My fave is barrier H but it is soooo exspensive for a large area - but at least the flies stay away whilst you are using it!


----------



## rema (8 April 2011)

A soluble concentrate containing 500g/l (42% w/w) 2,4-D as the dimethylamine salt.



Depitox is a selective herbicide for the control of many broad-leaved weeds including Ragwort in amenity grassland situations, such as golf courses, playing fields, roadside verges and ornamental lawns. It may also be used in situations in or near water.

· Control on a wide range of broad-leaved weeds in amenity situations

· Has approval for the control of aquatic weeds in or near water

· Economical and well proven

· Ragwort control achieved when plant is in rosette stage.
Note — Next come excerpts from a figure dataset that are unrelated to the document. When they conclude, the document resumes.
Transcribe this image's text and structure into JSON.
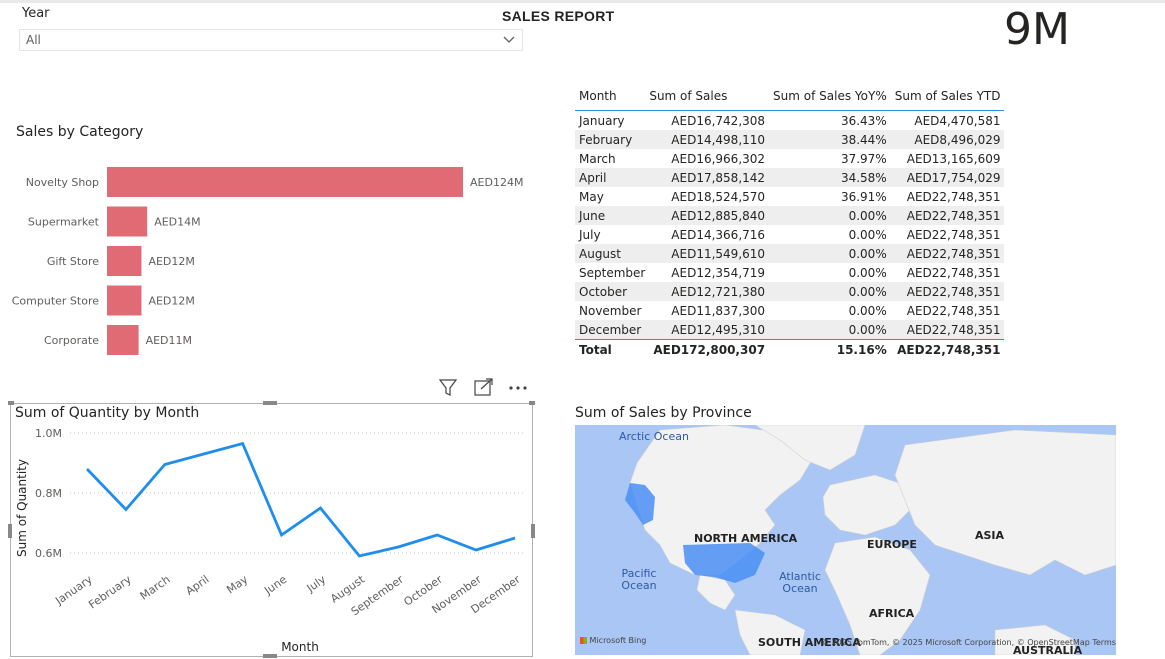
{
  "slicer": {
    "label": "Year",
    "value": "All"
  },
  "report_title": "SALES REPORT",
  "card": {
    "value": "9M"
  },
  "category_chart": {
    "title": "Sales by Category",
    "color": "#e06b75",
    "chart_data": {
      "type": "bar",
      "orientation": "horizontal",
      "categories": [
        "Novelty Shop",
        "Supermarket",
        "Gift Store",
        "Computer Store",
        "Corporate"
      ],
      "values": [
        124,
        14,
        12,
        12,
        11
      ],
      "value_labels": [
        "AED124M",
        "AED14M",
        "AED12M",
        "AED12M",
        "AED11M"
      ]
    }
  },
  "table": {
    "headers": [
      "Month",
      "Sum of Sales",
      "Sum of Sales YoY%",
      "Sum of Sales YTD"
    ],
    "rows": [
      [
        "January",
        "AED16,742,308",
        "36.43%",
        "AED4,470,581"
      ],
      [
        "February",
        "AED14,498,110",
        "38.44%",
        "AED8,496,029"
      ],
      [
        "March",
        "AED16,966,302",
        "37.97%",
        "AED13,165,609"
      ],
      [
        "April",
        "AED17,858,142",
        "34.58%",
        "AED17,754,029"
      ],
      [
        "May",
        "AED18,524,570",
        "36.91%",
        "AED22,748,351"
      ],
      [
        "June",
        "AED12,885,840",
        "0.00%",
        "AED22,748,351"
      ],
      [
        "July",
        "AED14,366,716",
        "0.00%",
        "AED22,748,351"
      ],
      [
        "August",
        "AED11,549,610",
        "0.00%",
        "AED22,748,351"
      ],
      [
        "September",
        "AED12,354,719",
        "0.00%",
        "AED22,748,351"
      ],
      [
        "October",
        "AED12,721,380",
        "0.00%",
        "AED22,748,351"
      ],
      [
        "November",
        "AED11,837,300",
        "0.00%",
        "AED22,748,351"
      ],
      [
        "December",
        "AED12,495,310",
        "0.00%",
        "AED22,748,351"
      ]
    ],
    "total": [
      "Total",
      "AED172,800,307",
      "15.16%",
      "AED22,748,351"
    ]
  },
  "line_chart": {
    "title": "Sum of Quantity by Month",
    "color": "#1f8ded",
    "icons": [
      "filter-icon",
      "focus-mode-icon",
      "more-options-icon"
    ],
    "chart_data": {
      "type": "line",
      "xlabel": "Month",
      "ylabel": "Sum of Quantity",
      "categories": [
        "January",
        "February",
        "March",
        "April",
        "May",
        "June",
        "July",
        "August",
        "September",
        "October",
        "November",
        "December"
      ],
      "values": [
        0.88,
        0.745,
        0.895,
        0.93,
        0.965,
        0.66,
        0.75,
        0.59,
        0.62,
        0.66,
        0.61,
        0.65
      ],
      "yticks": [
        "1.0M",
        "0.8M",
        "0.6M"
      ],
      "ytick_values": [
        1.0,
        0.8,
        0.6
      ],
      "ylim": [
        0.5,
        1.05
      ],
      "grid": true
    }
  },
  "map": {
    "title": "Sum of Sales by Province",
    "ocean_labels": [
      "Arctic Ocean",
      "Pacific Ocean",
      "Atlantic Ocean"
    ],
    "continent_labels": [
      "NORTH AMERICA",
      "EUROPE",
      "ASIA",
      "AFRICA",
      "SOUTH AMERICA",
      "AUSTRALIA"
    ],
    "credit": "© 2025 TomTom, © 2025 Microsoft Corporation, © OpenStreetMap  Terms",
    "logo": "Microsoft Bing",
    "highlight_color": "#4a8ff5"
  }
}
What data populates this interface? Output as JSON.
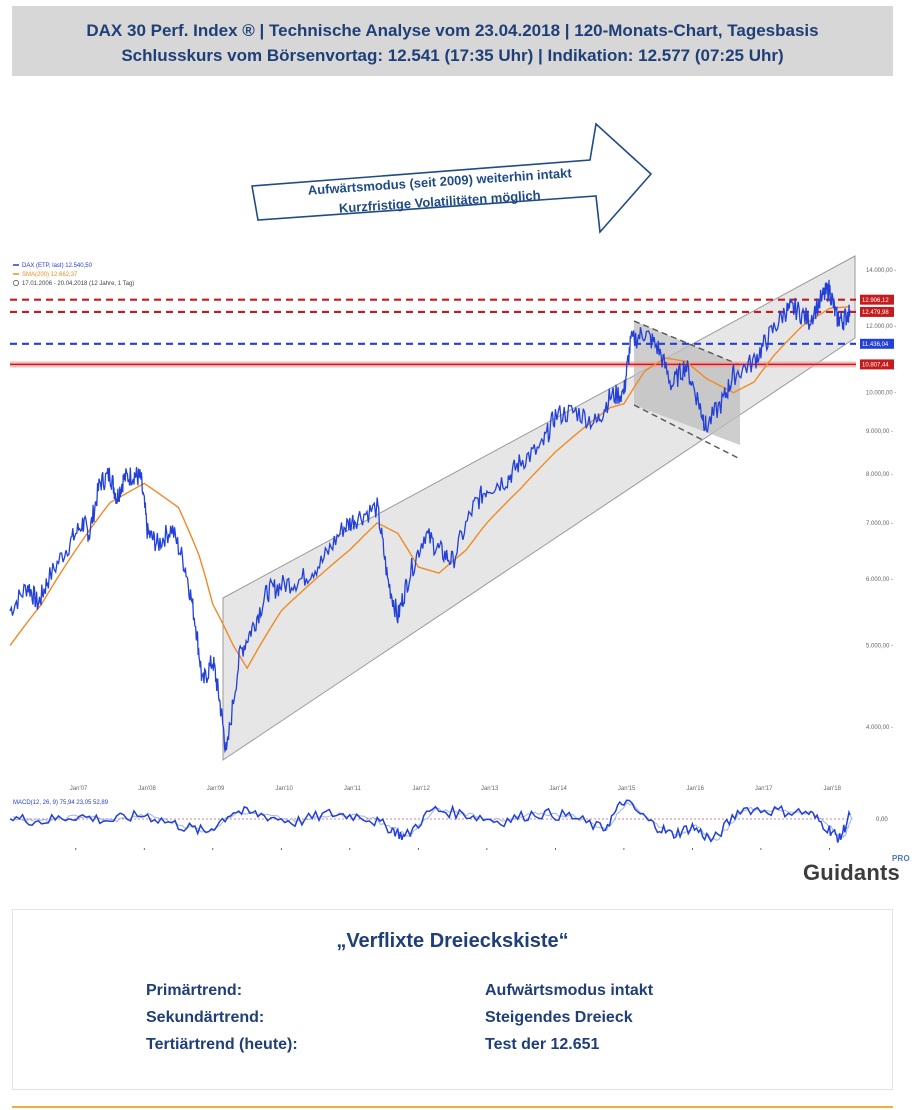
{
  "header": {
    "line1": "DAX 30 Perf. Index ® | Technische Analyse vom 23.04.2018 | 120-Monats-Chart, Tagesbasis",
    "line2": "Schlusskurs vom Börsenvortag: 12.541 (17:35 Uhr) | Indikation: 12.577 (07:25 Uhr)"
  },
  "annotation": {
    "line1": "Aufwärtsmodus (seit 2009) weiterhin intakt",
    "line2": "Kurzfristige Volatilitäten möglich"
  },
  "legend": {
    "dax": "DAX (ETP, last)  12.540,50",
    "sma": "SMA(200)  12.662,37",
    "range": "17.01.2006 - 20.04.2018  (12 Jahre, 1 Tag)"
  },
  "macd_legend": "MACD(12, 26, 9)  75,94  23,05  52,89",
  "brand": {
    "name": "Guidants",
    "tag": "PRO"
  },
  "colors": {
    "price": "#2340d8",
    "sma": "#f08a24",
    "resistance": "#c41c1c",
    "support": "#2340d8",
    "channel": "#d6d6d6"
  },
  "chart_data": {
    "type": "line",
    "title": "",
    "scale": "log",
    "ylim": [
      3500,
      14500
    ],
    "y_ticks": [
      "14.000,00",
      "12.000,00",
      "10.000,00",
      "9.000,00",
      "8.000,00",
      "7.000,00",
      "6.000,00",
      "5.000,00",
      "4.000,00"
    ],
    "y_tick_values": [
      14000,
      12000,
      10000,
      9000,
      8000,
      7000,
      6000,
      5000,
      4000
    ],
    "x_ticks": [
      "Jan'07",
      "Jan'08",
      "Jan'09",
      "Jan'10",
      "Jan'11",
      "Jan'12",
      "Jan'13",
      "Jan'14",
      "Jan'15",
      "Jan'16",
      "Jan'17",
      "Jan'18"
    ],
    "x_range": [
      2006.04,
      2018.3
    ],
    "series": [
      {
        "name": "DAX (ETP, last)",
        "x": [
          2006.04,
          2006.3,
          2006.45,
          2006.6,
          2006.9,
          2007.1,
          2007.2,
          2007.35,
          2007.5,
          2007.6,
          2007.7,
          2007.85,
          2007.95,
          2008.05,
          2008.2,
          2008.4,
          2008.6,
          2008.75,
          2008.85,
          2009.0,
          2009.1,
          2009.2,
          2009.4,
          2009.6,
          2009.8,
          2010.0,
          2010.3,
          2010.6,
          2010.9,
          2011.1,
          2011.4,
          2011.55,
          2011.7,
          2011.85,
          2012.1,
          2012.3,
          2012.5,
          2012.8,
          2013.0,
          2013.3,
          2013.5,
          2013.8,
          2014.0,
          2014.3,
          2014.6,
          2014.8,
          2015.0,
          2015.1,
          2015.3,
          2015.5,
          2015.7,
          2015.9,
          2016.1,
          2016.2,
          2016.45,
          2016.6,
          2016.9,
          2017.1,
          2017.35,
          2017.5,
          2017.7,
          2017.9,
          2018.0,
          2018.1,
          2018.2,
          2018.3
        ],
        "values": [
          5500,
          5900,
          5600,
          6000,
          6600,
          7000,
          6800,
          7800,
          8000,
          7500,
          7900,
          8000,
          7900,
          6800,
          6600,
          6900,
          6200,
          5300,
          4500,
          4800,
          4300,
          3700,
          4900,
          5300,
          5800,
          5900,
          6000,
          6300,
          6900,
          7100,
          7300,
          6000,
          5400,
          6000,
          6800,
          6500,
          6300,
          7300,
          7700,
          7900,
          8300,
          8600,
          9400,
          9500,
          9200,
          9900,
          10000,
          11500,
          11800,
          11300,
          10200,
          10800,
          9700,
          9100,
          9800,
          10500,
          10900,
          11600,
          12500,
          12600,
          12200,
          13000,
          13300,
          12300,
          12200,
          12540
        ]
      },
      {
        "name": "SMA(200)",
        "x": [
          2006.04,
          2006.5,
          2007.0,
          2007.5,
          2008.0,
          2008.5,
          2008.8,
          2009.0,
          2009.3,
          2009.5,
          2010.0,
          2010.5,
          2011.0,
          2011.4,
          2011.7,
          2012.0,
          2012.3,
          2012.7,
          2013.0,
          2013.5,
          2014.0,
          2014.5,
          2014.8,
          2015.0,
          2015.3,
          2015.6,
          2015.9,
          2016.2,
          2016.6,
          2016.9,
          2017.2,
          2017.6,
          2018.0,
          2018.3
        ],
        "values": [
          5000,
          5600,
          6500,
          7400,
          7800,
          7300,
          6400,
          5600,
          5000,
          4700,
          5500,
          6000,
          6500,
          7000,
          6800,
          6200,
          6100,
          6500,
          7000,
          7700,
          8500,
          9200,
          9600,
          9700,
          10600,
          11000,
          10900,
          10400,
          10000,
          10300,
          11100,
          12000,
          12600,
          12662
        ]
      }
    ],
    "horizontal_lines": [
      {
        "value": 12906.12,
        "label": "12.906,12",
        "style": "dashed",
        "color": "red"
      },
      {
        "value": 12479.98,
        "label": "12.479,98",
        "style": "dashed",
        "color": "red"
      },
      {
        "value": 11436.04,
        "label": "11.436,04",
        "style": "dashed",
        "color": "blue"
      },
      {
        "value": 10807.44,
        "label": "10.807,44",
        "style": "solid",
        "color": "red"
      }
    ],
    "macd": {
      "name": "MACD(12, 26, 9)",
      "zero_label": "0,00",
      "x": [
        2006.04,
        2006.5,
        2007.0,
        2007.5,
        2008.0,
        2008.5,
        2008.9,
        2009.3,
        2009.7,
        2010.2,
        2010.7,
        2011.2,
        2011.6,
        2011.8,
        2012.2,
        2012.7,
        2013.2,
        2013.7,
        2014.2,
        2014.7,
        2015.0,
        2015.4,
        2015.7,
        2016.0,
        2016.3,
        2016.7,
        2017.2,
        2017.7,
        2018.0,
        2018.15,
        2018.3
      ],
      "values": [
        20,
        -40,
        60,
        -30,
        80,
        -120,
        -250,
        150,
        80,
        -60,
        100,
        50,
        -180,
        -350,
        180,
        90,
        -50,
        110,
        60,
        -200,
        350,
        -80,
        -300,
        -150,
        -420,
        200,
        160,
        120,
        -200,
        -380,
        75.94
      ]
    }
  }
}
Application Rate: 2.8L per hectare

Spot Spraying: 140mls in 20 litres of water


----------



## xena_wales (8 April 2011)

Cool, that makes life easier then!

I bought this knapsack sprayer the other day - it seems really good for the price (£16 delivered!):
http://www.amazon.co.uk/Faithfull-SPRAY16AV-Pressure-Sprayer-Knapsack/dp/B001DZOY8K


----------



## bryngelenponies (8 April 2011)

Thanks everyone for your replies- I certainly have a lot to think about. Unfortunately a local farmer isn't really an easy option, and one which I would rather avoid because I'm happy to go around spot spraying the stuff. So if I ordered Depitox online would I be allowed to buy it? If Depitox can't be used on its own to kill ragwort, which is another weed killer I could use instead (I'd rather be able to use one herbicide than mix the 2 for the same result.)?


----------



## bryngelenponies (11 April 2011)

Only one more question I promise! Does Headland Relay- P kill ragwort, and is it good? Thanks.


----------